So, we split \( |2x - 3| \geq 2 \) into two separate inequalities: \[ 2x - 3 \geq 2 \] and \[ 2x - 3 \leq -2 \]. Solving each inequality gives you the set of solutions that make the original absolute value inequality true. Remember:

• The first inequality, \[ 2x - 3 \geq 2 \], simplifies to \[ x \geq 5/2 \].
  
  
• The second inequality, \[ 2x - 3 \leq -2 \], simplifies to \[ x \leq 1/2 \].

This means that any value of x that meets one of these conditions will satisfy the original inequality.

Interval notation is a shorthand way to describe the set of solutions to an inequality. It's a compact, elegant way to express ranges of numbers without writing out long inequalities.

For our inequalities, we ended up with two simple expressions: \[ x \geq 5/2 \] or \[ x \leq 1/2 \].

In interval notation, these solutions look like this:

• The values of x that are less than or equal to \[ 1/2 \] are written as \[ (-\infty , \ 1/2] \].

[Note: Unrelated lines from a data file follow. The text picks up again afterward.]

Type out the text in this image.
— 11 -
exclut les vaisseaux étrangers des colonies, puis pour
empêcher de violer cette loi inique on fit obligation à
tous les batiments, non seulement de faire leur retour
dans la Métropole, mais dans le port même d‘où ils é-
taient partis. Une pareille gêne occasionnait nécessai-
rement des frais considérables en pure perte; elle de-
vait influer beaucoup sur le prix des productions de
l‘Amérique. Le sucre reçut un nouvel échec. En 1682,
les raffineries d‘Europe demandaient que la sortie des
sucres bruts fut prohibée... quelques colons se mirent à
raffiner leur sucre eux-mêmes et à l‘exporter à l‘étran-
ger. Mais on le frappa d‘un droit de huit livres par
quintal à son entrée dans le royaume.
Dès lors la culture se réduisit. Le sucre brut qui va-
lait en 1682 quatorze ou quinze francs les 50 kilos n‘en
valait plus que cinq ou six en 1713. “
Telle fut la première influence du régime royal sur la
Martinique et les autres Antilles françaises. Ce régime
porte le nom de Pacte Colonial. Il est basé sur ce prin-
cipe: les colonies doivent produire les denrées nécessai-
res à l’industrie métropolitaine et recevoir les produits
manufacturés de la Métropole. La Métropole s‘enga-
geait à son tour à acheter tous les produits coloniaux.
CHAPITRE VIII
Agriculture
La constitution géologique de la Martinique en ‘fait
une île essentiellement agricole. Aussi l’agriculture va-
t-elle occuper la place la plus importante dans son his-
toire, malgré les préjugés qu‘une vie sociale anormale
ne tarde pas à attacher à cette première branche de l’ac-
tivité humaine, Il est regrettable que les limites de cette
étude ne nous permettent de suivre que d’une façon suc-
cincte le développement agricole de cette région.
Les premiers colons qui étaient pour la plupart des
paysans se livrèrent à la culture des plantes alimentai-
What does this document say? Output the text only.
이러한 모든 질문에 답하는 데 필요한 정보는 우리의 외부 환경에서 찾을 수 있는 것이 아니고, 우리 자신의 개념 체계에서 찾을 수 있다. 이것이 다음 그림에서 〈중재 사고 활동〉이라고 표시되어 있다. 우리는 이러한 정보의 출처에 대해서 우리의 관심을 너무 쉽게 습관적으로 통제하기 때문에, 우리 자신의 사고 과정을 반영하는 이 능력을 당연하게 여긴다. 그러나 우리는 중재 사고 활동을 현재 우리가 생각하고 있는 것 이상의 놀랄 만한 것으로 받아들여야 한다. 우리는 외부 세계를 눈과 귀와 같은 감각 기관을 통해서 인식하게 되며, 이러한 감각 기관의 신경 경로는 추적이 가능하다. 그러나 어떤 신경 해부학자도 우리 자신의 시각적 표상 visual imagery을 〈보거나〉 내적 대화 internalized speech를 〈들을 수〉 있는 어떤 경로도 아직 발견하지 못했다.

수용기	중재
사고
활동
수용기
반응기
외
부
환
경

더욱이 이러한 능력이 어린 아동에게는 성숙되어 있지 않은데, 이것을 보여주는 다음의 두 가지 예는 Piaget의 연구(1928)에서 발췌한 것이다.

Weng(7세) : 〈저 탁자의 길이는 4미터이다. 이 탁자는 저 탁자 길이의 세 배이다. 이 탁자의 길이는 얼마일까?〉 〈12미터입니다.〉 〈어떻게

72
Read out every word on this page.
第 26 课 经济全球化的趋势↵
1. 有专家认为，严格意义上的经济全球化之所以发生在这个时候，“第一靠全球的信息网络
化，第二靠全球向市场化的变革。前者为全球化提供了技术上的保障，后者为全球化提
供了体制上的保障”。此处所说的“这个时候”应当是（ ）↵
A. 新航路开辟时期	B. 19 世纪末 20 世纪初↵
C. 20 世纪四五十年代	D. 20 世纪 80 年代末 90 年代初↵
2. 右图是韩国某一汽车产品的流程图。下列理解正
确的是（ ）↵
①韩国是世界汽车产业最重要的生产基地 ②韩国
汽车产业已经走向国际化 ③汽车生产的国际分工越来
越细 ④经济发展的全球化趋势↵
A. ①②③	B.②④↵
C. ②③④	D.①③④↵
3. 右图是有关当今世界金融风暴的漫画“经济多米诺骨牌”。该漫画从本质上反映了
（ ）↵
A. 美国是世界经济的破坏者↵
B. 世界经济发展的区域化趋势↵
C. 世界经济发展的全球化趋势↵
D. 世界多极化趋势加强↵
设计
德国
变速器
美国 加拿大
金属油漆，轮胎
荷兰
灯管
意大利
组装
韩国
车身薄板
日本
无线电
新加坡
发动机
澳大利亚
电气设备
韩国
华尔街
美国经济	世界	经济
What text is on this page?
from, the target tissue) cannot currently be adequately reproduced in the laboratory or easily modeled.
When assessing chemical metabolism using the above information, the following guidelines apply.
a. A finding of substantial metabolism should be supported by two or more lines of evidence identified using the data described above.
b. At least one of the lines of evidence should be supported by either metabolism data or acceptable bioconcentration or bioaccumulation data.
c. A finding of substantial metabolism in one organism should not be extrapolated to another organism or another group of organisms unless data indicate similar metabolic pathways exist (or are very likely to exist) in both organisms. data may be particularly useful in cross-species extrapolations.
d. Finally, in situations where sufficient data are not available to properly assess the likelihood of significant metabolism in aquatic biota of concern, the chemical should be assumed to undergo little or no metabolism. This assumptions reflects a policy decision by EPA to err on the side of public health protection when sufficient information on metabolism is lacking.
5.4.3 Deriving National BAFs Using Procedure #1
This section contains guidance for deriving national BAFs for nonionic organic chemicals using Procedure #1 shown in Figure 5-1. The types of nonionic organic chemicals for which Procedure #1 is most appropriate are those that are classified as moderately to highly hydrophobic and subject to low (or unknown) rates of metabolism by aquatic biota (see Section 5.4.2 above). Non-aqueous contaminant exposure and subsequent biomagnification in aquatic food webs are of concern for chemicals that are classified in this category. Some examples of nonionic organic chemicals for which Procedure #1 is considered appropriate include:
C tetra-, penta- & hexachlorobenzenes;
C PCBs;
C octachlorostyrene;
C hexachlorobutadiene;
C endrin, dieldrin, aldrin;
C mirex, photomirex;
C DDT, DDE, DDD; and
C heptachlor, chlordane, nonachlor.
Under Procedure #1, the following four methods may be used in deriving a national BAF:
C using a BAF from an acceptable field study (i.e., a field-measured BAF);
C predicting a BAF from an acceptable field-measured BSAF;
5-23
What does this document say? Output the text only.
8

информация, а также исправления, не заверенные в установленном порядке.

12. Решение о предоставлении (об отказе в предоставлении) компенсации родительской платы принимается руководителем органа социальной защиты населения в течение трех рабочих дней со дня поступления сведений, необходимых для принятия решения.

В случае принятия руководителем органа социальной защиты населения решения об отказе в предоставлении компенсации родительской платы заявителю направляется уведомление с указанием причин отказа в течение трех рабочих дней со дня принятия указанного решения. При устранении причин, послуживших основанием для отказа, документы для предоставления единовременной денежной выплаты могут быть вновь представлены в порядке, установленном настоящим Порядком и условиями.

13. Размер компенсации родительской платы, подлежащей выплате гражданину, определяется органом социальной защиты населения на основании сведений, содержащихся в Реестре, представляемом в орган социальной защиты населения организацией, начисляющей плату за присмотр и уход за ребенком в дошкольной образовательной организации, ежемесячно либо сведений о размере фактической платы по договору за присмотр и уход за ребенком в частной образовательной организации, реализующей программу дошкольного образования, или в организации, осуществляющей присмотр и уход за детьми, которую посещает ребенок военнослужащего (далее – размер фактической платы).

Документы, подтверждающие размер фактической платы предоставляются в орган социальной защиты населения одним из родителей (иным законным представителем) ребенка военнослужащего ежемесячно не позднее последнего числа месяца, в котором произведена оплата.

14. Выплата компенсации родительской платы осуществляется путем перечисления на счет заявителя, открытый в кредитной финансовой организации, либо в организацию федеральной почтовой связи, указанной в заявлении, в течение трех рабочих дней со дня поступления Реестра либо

• The values of x that are greater than or equal to \[ 5/2 \] are written as \[ [5/2 , \ \infty) \].

Putting it all together, the complete solution in interval notation is \[ (-\infty, 1/2] \cup [5/2, \infty) \].

Notice the brackets and parentheses: Use a square bracket \( [ \) or \( ] \) when the endpoint is included in the set and use a parenthesis \( ( \) or \( ) \) when it's not.

Graphing inequalities on a number line helps to visually understand the solution set. Here's how you do it:

1. Draw a number line with enough points to mark your critical numbers (like \( 1/2 \) and \( 5/2 \) in our problem).
2. For \[ x \leq 1/2 \], plot a closed dot on \[ 1/2 \] (because 1/2 is included in the solution set) and draw a line extending to the left, towards negative infinity.
3. For \[ x \geq 5/2 \], plot a closed dot on \[ 5/2 \] (because 5/2 is included in the solution set) and draw a line extending to the right, towards positive infinity.

This effectively shows that all values less than or equal to \[ 1/2 \] and greater than or equal to \[ 5/2 \] satisfy the original inequality \[ |2x - 3| \geq 2 \]. The graph becomes very handy when you are dealing with more complex inequalities or systems of inequalities.